- From: Julian Reschke <julian.reschke@gmx.de>
- Date: Mon, 11 Feb 2013 09:35:45 +0100
- To: Nico Williams <nico@cryptonector.com>
- CC: Roberto Peon <grmocg@gmail.com>, Poul-Henning Kamp <phk@phk.freebsd.dk>, "Martin J. Dürst" <duerst@it.aoyama.ac.jp>, James M Snell <jasnell@gmail.com>, "ietf-http-wg@w3.org" <ietf-http-wg@w3.org>
On 2013-02-10 23:45, Nico Williams wrote: > On Sun, Feb 10, 2013 at 3:04 PM, Roberto Peon <grmocg@gmail.com> wrote: >> Another place where we may need to know about normalization is for caching. >> Does the lookup, etc. occur on the normalized form, or on the given data? >> >> All in all, utf-8 without addendum sucks for protocol work. > > Normalization is not a UTF-8 thing, it's a Unicode thing, and it's not > really a Unicode thing either, but a result of our stupid, human > scripts and their stupid collation and other rules. > > There is *nothing* that we can do for dealing with text that would do > both of: a) meet the needs of our users, and b) not suck for string > comparison, collation, and other such operations. > > In other words: all these arguments about how it sucks to deal with > UTF-8 or Unicode are not useful arguments. We have to deal with text > in at least some parts of our protocols, and that means we have to > deal with I18N. > > Worse, much worse than the problems Unicode brings with it, are the > problems of having either no clue what codeset some text is in > (interop failures result), or having to support many, many codesets > (trade one set of complexities for a bigger one). Clearly it is > better to just use Unicode for text in Internet protocols. > > It is also clear that we can't really have a decent one-size-fits-all > static Huffman coding table for text that may be written in any of > tens of scripts spanning ~100k codepoints.
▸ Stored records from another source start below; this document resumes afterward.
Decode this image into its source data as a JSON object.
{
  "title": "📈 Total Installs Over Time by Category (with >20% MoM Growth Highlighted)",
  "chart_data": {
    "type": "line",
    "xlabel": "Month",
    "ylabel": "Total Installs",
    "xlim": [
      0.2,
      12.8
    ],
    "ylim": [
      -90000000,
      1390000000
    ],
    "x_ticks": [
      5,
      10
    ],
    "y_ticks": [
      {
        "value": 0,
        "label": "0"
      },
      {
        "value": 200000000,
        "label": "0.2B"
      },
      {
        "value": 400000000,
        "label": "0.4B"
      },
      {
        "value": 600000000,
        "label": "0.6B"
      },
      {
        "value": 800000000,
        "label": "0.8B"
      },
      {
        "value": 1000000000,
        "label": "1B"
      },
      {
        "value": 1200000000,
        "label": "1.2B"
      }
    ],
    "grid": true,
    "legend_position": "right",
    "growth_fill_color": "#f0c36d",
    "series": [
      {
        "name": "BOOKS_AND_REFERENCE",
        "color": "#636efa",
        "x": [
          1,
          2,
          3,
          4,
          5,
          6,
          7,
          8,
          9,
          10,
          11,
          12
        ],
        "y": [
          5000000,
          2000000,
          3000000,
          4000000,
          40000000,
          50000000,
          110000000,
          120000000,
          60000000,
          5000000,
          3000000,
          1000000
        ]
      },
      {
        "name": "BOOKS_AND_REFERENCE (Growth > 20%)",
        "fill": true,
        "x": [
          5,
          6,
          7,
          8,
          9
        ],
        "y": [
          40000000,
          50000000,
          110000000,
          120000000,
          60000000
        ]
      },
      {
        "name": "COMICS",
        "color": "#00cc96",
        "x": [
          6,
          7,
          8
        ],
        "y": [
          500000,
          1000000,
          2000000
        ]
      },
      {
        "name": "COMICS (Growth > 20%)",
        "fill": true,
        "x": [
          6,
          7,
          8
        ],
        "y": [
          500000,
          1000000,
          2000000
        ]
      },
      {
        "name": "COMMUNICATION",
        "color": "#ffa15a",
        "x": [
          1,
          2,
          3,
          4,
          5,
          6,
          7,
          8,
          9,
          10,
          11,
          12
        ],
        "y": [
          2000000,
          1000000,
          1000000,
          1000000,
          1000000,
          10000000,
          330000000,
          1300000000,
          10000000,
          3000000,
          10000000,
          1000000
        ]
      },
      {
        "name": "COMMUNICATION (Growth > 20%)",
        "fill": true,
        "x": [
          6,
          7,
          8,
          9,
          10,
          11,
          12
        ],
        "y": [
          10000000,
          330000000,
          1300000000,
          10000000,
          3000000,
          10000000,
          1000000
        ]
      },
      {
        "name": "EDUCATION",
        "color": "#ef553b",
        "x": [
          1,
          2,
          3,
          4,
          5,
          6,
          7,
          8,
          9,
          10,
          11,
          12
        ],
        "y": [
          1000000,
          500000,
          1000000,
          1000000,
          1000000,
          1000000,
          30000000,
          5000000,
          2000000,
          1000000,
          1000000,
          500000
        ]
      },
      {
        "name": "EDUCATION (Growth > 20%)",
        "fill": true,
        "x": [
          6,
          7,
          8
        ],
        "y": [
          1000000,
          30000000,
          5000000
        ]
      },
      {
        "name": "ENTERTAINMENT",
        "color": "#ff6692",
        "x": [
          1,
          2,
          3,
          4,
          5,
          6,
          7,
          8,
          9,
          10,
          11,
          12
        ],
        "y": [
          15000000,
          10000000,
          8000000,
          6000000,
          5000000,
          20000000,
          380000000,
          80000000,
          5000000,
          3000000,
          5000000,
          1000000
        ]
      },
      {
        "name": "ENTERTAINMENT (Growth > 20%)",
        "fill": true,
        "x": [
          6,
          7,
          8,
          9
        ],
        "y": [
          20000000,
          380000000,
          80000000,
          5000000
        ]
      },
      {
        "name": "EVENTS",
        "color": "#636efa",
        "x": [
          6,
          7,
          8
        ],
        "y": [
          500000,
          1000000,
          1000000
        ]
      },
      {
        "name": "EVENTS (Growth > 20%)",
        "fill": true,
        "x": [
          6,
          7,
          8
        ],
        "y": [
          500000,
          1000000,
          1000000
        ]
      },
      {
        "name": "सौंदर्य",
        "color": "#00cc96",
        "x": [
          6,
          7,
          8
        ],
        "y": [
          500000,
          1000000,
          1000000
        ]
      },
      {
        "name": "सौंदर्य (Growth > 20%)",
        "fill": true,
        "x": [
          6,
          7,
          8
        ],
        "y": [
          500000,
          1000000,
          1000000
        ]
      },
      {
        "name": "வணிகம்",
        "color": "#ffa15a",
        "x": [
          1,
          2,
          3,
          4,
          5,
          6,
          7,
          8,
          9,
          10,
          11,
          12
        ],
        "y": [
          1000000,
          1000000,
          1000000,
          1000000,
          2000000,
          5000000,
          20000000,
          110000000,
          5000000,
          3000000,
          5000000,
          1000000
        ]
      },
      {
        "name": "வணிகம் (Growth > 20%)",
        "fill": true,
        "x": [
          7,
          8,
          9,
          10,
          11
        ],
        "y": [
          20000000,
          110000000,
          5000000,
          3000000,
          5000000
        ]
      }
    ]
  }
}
Now, perhaps we can > encourage the world to use URIs not IRIs and so on, but really, that > would be a step backwards. > > My proposal: > > - All text values in HTTP/2.0 that are also present in HTTP/1.1 > should be sent as either UTF-8 or ISO8859-1, with a one-bit tag to > indicate which it is. > ... Why do we need two options? Best regards, Julian
Received on Monday, 11 February 2013 08:36:17 UTC